Под конец жизни мама позаботилась о том, чтобы исчезновение зафиксировали в центральном архиве пропавших без вести.
Заполнила анкеты на чужом языке. Обеспечила им даже приблизительную дату смерти – 1 августа 1944 года (91) – словно хотела как-то связать их, мертвых и незнакомых, с повязками, баррикадами, бравурными песнями, со всем, что их не коснулось. Они стали ложкой дегтя в патриотическом повествовании. Зачем это ворошить? Страхи моей мамы не имели ничего общего с бункером. И с уличными боями. Они были связаны с лихорадочным бегством.
Последний поезд. Всегда последний поезд, как будто не было других. Последнее место в списке. Последняя фамилия, из жалости вписанная в самом низу. Поехали с нами. Нет, лучше останься. У нас есть еще одно место. У нас нет места. Как-нибудь еще. Останься с родителями. Давайте, давайте, поторопитесь.
* * *
Она была тревожна. Сообщения в газете, фамилии в списке, сло́ва, услышанного по радио, было достаточно, чтобы она оцепенела.
Зато она умела пугать. Считала страх основным инструментом воспитания. Пожалуй, так и есть.
После ее смерти я нашел золотую монету. Для шмальцовника (92).
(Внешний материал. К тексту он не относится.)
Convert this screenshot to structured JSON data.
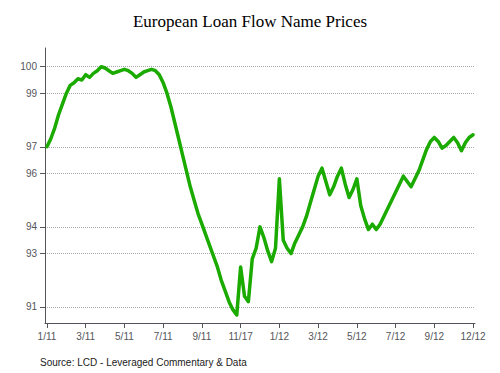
{
  "chart_data": {
    "type": "line",
    "title": "European Loan Flow Name Prices",
    "source": "Source: LCD - Leveraged Commentary & Data",
    "color": "#1aaa00",
    "grid": "y",
    "xlim": [
      -0.5,
      110.5
    ],
    "xticks": [
      {
        "value": 0,
        "label": "1/11"
      },
      {
        "value": 10,
        "label": "3/11"
      },
      {
        "value": 20,
        "label": "5/11"
      },
      {
        "value": 30,
        "label": "7/11"
      },
      {
        "value": 40,
        "label": "9/11"
      },
      {
        "value": 50,
        "label": "11/17"
      },
      {
        "value": 60,
        "label": "1/12"
      },
      {
        "value": 70,
        "label": "3/12"
      },
      {
        "value": 80,
        "label": "5/12"
      },
      {
        "value": 90,
        "label": "7/12"
      },
      {
        "value": 100,
        "label": "9/12"
      },
      {
        "value": 110,
        "label": "12/12"
      }
    ],
    "ylim": [
      90.4,
      100.7
    ],
    "yticks": [
      91,
      93,
      94,
      96,
      97,
      99,
      100
    ],
    "x": [
      0,
      1,
      2,
      3,
      4,
      5,
      6,
      7,
      8,
      9,
      10,
      11,
      12,
      13,
      14,
      15,
      16,
      17,
      18,
      19,
      20,
      21,
      22,
      23,
      24,
      25,
      26,
      27,
      28,
      29,
      30,
      31,
      32,
      33,
      34,
      35,
      36,
      37,
      38,
      39,
      40,
      41,
      42,
      43,
      44,
      45,
      46,
      47,
      48,
      49,
      50,
      51,
      52,
      53,
      54,
      55,
      56,
      57,
      58,
      59,
      60,
      61,
      62,
      63,
      64,
      65,
      66,
      67,
      68,
      69,
      70,
      71,
      72,
      73,
      74,
      75,
      76,
      77,
      78,
      79,
      80,
      81,
      82,
      83,
      84,
      85,
      86,
      87,
      88,
      89,
      90,
      91,
      92,
      93,
      94,
      95,
      96,
      97,
      98,
      99,
      100,
      101,
      102,
      103,
      104,
      105,
      106,
      107,
      108,
      109,
      110
    ],
    "values": [
      97.0,
      97.3,
      97.7,
      98.2,
      98.6,
      99.0,
      99.3,
      99.4,
      99.55,
      99.5,
      99.7,
      99.6,
      99.75,
      99.85,
      100.0,
      99.95,
      99.85,
      99.75,
      99.8,
      99.85,
      99.9,
      99.85,
      99.75,
      99.6,
      99.7,
      99.8,
      99.85,
      99.9,
      99.85,
      99.7,
      99.4,
      99.0,
      98.5,
      97.9,
      97.3,
      96.7,
      96.1,
      95.5,
      95.0,
      94.5,
      94.1,
      93.7,
      93.3,
      92.9,
      92.5,
      92.0,
      91.6,
      91.2,
      90.9,
      90.7,
      92.5,
      91.4,
      91.2,
      92.8,
      93.2,
      94.0,
      93.6,
      93.1,
      92.7,
      93.2,
      95.8,
      93.5,
      93.2,
      93.0,
      93.4,
      93.7,
      94.0,
      94.4,
      94.9,
      95.4,
      95.9,
      96.2,
      95.7,
      95.2,
      95.5,
      95.9,
      96.2,
      95.6,
      95.1,
      95.4,
      95.8,
      94.8,
      94.3,
      93.9,
      94.1,
      93.9,
      94.1,
      94.4,
      94.7,
      95.0,
      95.3,
      95.6,
      95.9,
      95.7,
      95.5,
      95.8,
      96.1,
      96.5,
      96.9,
      97.2,
      97.35,
      97.2,
      96.95,
      97.05,
      97.2,
      97.35,
      97.15,
      96.85,
      97.15,
      97.35,
      97.45
    ]
  }
}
Однажды мама принимает слишком много морфина. Когда мы ее находим, она деловито сообщает: «Инсульта нет, переломов тоже». И добавляет: «Ну да, нужно в больницу». А потом вдруг говорит: «Yes».
– Yes.
– Что?
– Yes, yes.
– Почему ты говоришь по-английски?
– Body language.
– Что – «body language»?
– Тише. Yes.
– Дать тебе воды? Ты под кайфом.
– Yes.
– Еще?
– Yes.
– Почему ты хочешь говорить по-английски? Ты же не знаешь английского.
– Body language.
– Но почему?
– Тихо!.. Как долго нас подслушивали?
– Нас не подслушивали.
– Айфон подслушивал. Они уже знают.
– Не бери в голову.
– За нами уже едут?
– Это не запрещено.
– Yes!
В машине «скорой помощи» не нужно пристегивать ремни. Логично – ведь худшее уже произошло.
– Вы – член семьи?
– Да, у меня есть медицинская документация.
– Оставьте у себя. Кто-нибудь посмотрит.
Та часть больницы, куда подъезжают машины «скорой помощи», напоминает подсобку супермаркета. Подъезд для грузовиков, доставляющих товары.
За стойкой – женщина в белом халате. Принимает поставку. Смотрит в бумаги.
– Домашний хоспис? Их сегодня пачками привозят.
Мужики в красных комбинезонах переминаются с ноги на ногу. Врачиха замирает, становится неподвижной, как ящерица. Нет мест. Она ничего не может сделать. Ничем не может помочь.
Красные не собираются отступать. На дворе – теплая ночь. Они не намерены провести ее, курсируя от больницы к больнице с левым грузом.
Завязывается дискуссия. Красный говорит что-то о больнице и уровне референтности. Врачиха требует ее не учить.
В принципе, я мог бы ее знать. У нас могли быть общие знакомые. Мы могли бывать в одних и тех же местах. Она может быть чьей-то сестрой, кузиной, подругой.
Сейчас я подам голос, она заметит мое присутствие, а горизонтальное нечто на носилках – выпуклость, накрытая бежевым одеялом, пресловутая проблема, – окажется человеком.
Мама всю жизнь меня этому учила. Натаскивала. И вот он – тот самый момент, та самая минута. Я должен попробовать. Моя верная речь, я тебе что-то там подставлял (93) – не помню что – давай, помоги мне теперь, когда я нуждаюсь в тебе.
Где-то я читал, что нужно смотреть в глаза… Или наоборот, нельзя смотреть в глаза.